Ouais, mais bon, tu exagères Erwan, il ne faut pas tout mélanger : la guerre en Irak et l’appauvrissement des classes moyennes, l’accroissement du nombre d’obèses et l’ultra libéralisme publicitaire, les profits des multinationales et la hausse des agressions sur les personnes. Et on peut très bien être à la fois vendeur d’armes et patron de presse impartial et équitable, où est le problème?…
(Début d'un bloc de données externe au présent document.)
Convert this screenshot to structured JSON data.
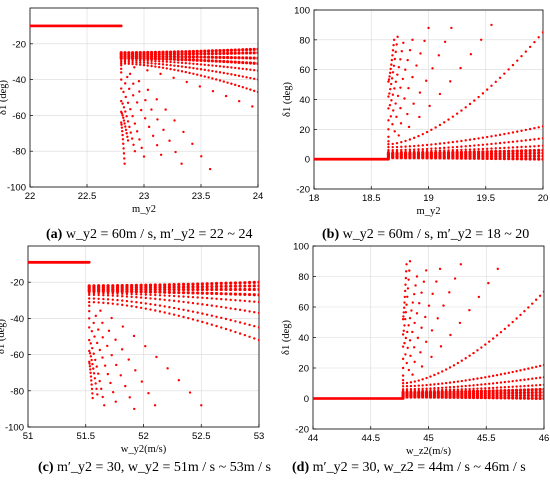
{
  "captions": [
    {
      "letter": "(a)",
      "text": "w_y2 = 60m / s, m′_y2 = 22 ~ 24"
    },
    {
      "letter": "(b)",
      "text": "w_y2 = 60m / s, m′_y2 = 18 ~ 20"
    },
    {
      "letter": "(c)",
      "text": "m′_y2 = 30, w_y2 = 51m / s ~ 53m / s"
    },
    {
      "letter": "(d)",
      "text": "m′_y2 = 30, w_z2 = 44m / s ~ 46m / s"
    }
  ],
  "chart_data": [
    {
      "id": "a",
      "type": "scatter",
      "xlabel": "m_y2",
      "ylabel": "δ1 (deg)",
      "xlim": [
        22,
        24
      ],
      "ylim": [
        -100,
        0
      ],
      "xticks": [
        22,
        22.5,
        23,
        23.5,
        24
      ],
      "xtick_labels": [
        "22",
        "22.5",
        "23",
        "23.5",
        "24"
      ],
      "yticks": [
        -100,
        -80,
        -60,
        -40,
        -20
      ],
      "ytick_labels": [
        "-100",
        "-80",
        "-60",
        "-40",
        "-20"
      ],
      "grid": true,
      "color": "#ff0000",
      "pre": {
        "x_start": 22,
        "x_end": 22.8,
        "y": -10
      },
      "break_x": 22.8,
      "series_end_x": [
        24,
        24,
        24,
        24,
        24,
        24,
        24,
        23.95,
        23.58,
        23.33,
        23.15,
        23.0,
        22.92,
        22.86,
        22.83
      ],
      "series_end_y": [
        -23,
        -25,
        -28,
        -31,
        -35,
        -40,
        -47,
        -55,
        -90,
        -87,
        -82,
        -83,
        -80,
        -74,
        -87
      ],
      "series_start_y": [
        -25,
        -26,
        -27,
        -28,
        -29,
        -30,
        -31,
        -32,
        -34,
        -36,
        -40,
        -45,
        -52,
        -58,
        -64
      ]
    },
    {
      "id": "b",
      "type": "scatter",
      "xlabel": "m_y2",
      "ylabel": "δ1 (deg)",
      "xlim": [
        18,
        20
      ],
      "ylim": [
        -20,
        100
      ],
      "xticks": [
        18,
        18.5,
        19,
        19.5,
        20
      ],
      "xtick_labels": [
        "18",
        "18.5",
        "19",
        "19.5",
        "20"
      ],
      "yticks": [
        -20,
        0,
        20,
        40,
        60,
        80,
        100
      ],
      "ytick_labels": [
        "-20",
        "0",
        "20",
        "40",
        "60",
        "80",
        "100"
      ],
      "grid": true,
      "color": "#ff0000",
      "pre": {
        "x_start": 18,
        "x_end": 18.65,
        "y": 0
      },
      "break_x": 18.65,
      "series_end_x": [
        20,
        20,
        20,
        20,
        20,
        20,
        20,
        20,
        19.55,
        19.2,
        19.0,
        18.86,
        18.78,
        18.73,
        18.7
      ],
      "series_end_y": [
        0,
        2,
        4,
        6,
        9,
        14,
        22,
        85,
        90,
        88,
        88,
        80,
        78,
        82,
        80
      ],
      "series_start_y": [
        1,
        2,
        3,
        4,
        5,
        6,
        8,
        10,
        12,
        15,
        20,
        26,
        34,
        42,
        52
      ]
    },
    {
      "id": "c",
      "type": "scatter",
      "xlabel": "w_y2(m/s)",
      "ylabel": "δ1 (deg)",
      "xlim": [
        51,
        53
      ],
      "ylim": [
        -100,
        0
      ],
      "xticks": [
        51,
        51.5,
        52,
        52.5,
        53
      ],
      "xtick_labels": [
        "51",
        "51.5",
        "52",
        "52.5",
        "53"
      ],
      "yticks": [
        -100,
        -80,
        -60,
        -40,
        -20
      ],
      "ytick_labels": [
        "-100",
        "-80",
        "-60",
        "-40",
        "-20"
      ],
      "grid": true,
      "color": "#ff0000",
      "pre": {
        "x_start": 51,
        "x_end": 51.53,
        "y": -9
      },
      "break_x": 51.53,
      "series_end_x": [
        53,
        53,
        53,
        53,
        53,
        53,
        53,
        53,
        52.5,
        52.1,
        51.92,
        51.76,
        51.66,
        51.6,
        51.56
      ],
      "series_end_y": [
        -20,
        -22,
        -24,
        -27,
        -31,
        -37,
        -45,
        -52,
        -88,
        -88,
        -90,
        -86,
        -88,
        -82,
        -84
      ],
      "series_start_y": [
        -22,
        -23,
        -24,
        -25,
        -26,
        -27,
        -29,
        -31,
        -33,
        -36,
        -40,
        -45,
        -52,
        -58,
        -64
      ]
    },
    {
      "id": "d",
      "type": "scatter",
      "xlabel": "w_z2(m/s)",
      "ylabel": "δ1 (deg)",
      "xlim": [
        44,
        46
      ],
      "ylim": [
        -20,
        100
      ],
      "xticks": [
        44,
        44.5,
        45,
        45.5,
        46
      ],
      "xtick_labels": [
        "44",
        "44.5",
        "45",
        "45.5",
        "46"
      ],
      "yticks": [
        -20,
        0,
        20,
        40,
        60,
        80,
        100
      ],
      "ytick_labels": [
        "-20",
        "0",
        "20",
        "40",
        "60",
        "80",
        "100"
      ],
      "grid": true,
      "color": "#ff0000",
      "pre": {
        "x_start": 44,
        "x_end": 44.78,
        "y": 0
      },
      "break_x": 44.78,
      "series_end_x": [
        46,
        46,
        46,
        46,
        46,
        46,
        46,
        46,
        45.6,
        45.28,
        45.1,
        44.98,
        44.9,
        44.84,
        44.81
      ],
      "series_end_y": [
        0,
        2,
        4,
        6,
        9,
        14,
        22,
        70,
        85,
        88,
        85,
        84,
        80,
        90,
        88
      ],
      "series_start_y": [
        1,
        2,
        3,
        4,
        5,
        6,
        8,
        10,
        12,
        15,
        20,
        26,
        34,
        42,
        52
      ]
    }
  ]
}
Ce monde n’est pas le mien.

Car pendant qu’on ratiocine pour savoir si Mme Royal a été meilleure que M. Sarkozy pendant le débat télévisé, pendant qu’on relève les erreurs de chiffres de l’un et de l’autre, pendant qu’on explique par les mécanismes normaux du jeu politique la lamentable trahison (vous voyez un autre mot ?) des députés UDF, des juges sont empêchées de perquisitionner à l’Élysée et M. Chirac se prépare une retraite paisible à l’ombre d’une amnistie programmée.
Pendant que des électeurs de gauche et d’extrême-gauche crachent sur leurs idéaux humanistes en organisant leur week-end à la pêche ou en passant au Kärcher leur bulletin de vote, la vie politique se balkanyse.

Ce monde n’est pas le mien.

Et pourtant… Pourtant je suis persuadé qu’il faut continuer à gueuler, même dans le vide, qu’il faut continuer à écrire pour faire changer le monde, qu’il faut continuer à se sourire pour faire reculer l’irrespect.

Quel rapport avec mon blog, me demanderez-vous ? Si j’avais renoncé à mes principes, peut-être ne serais-je pas un auteur raté.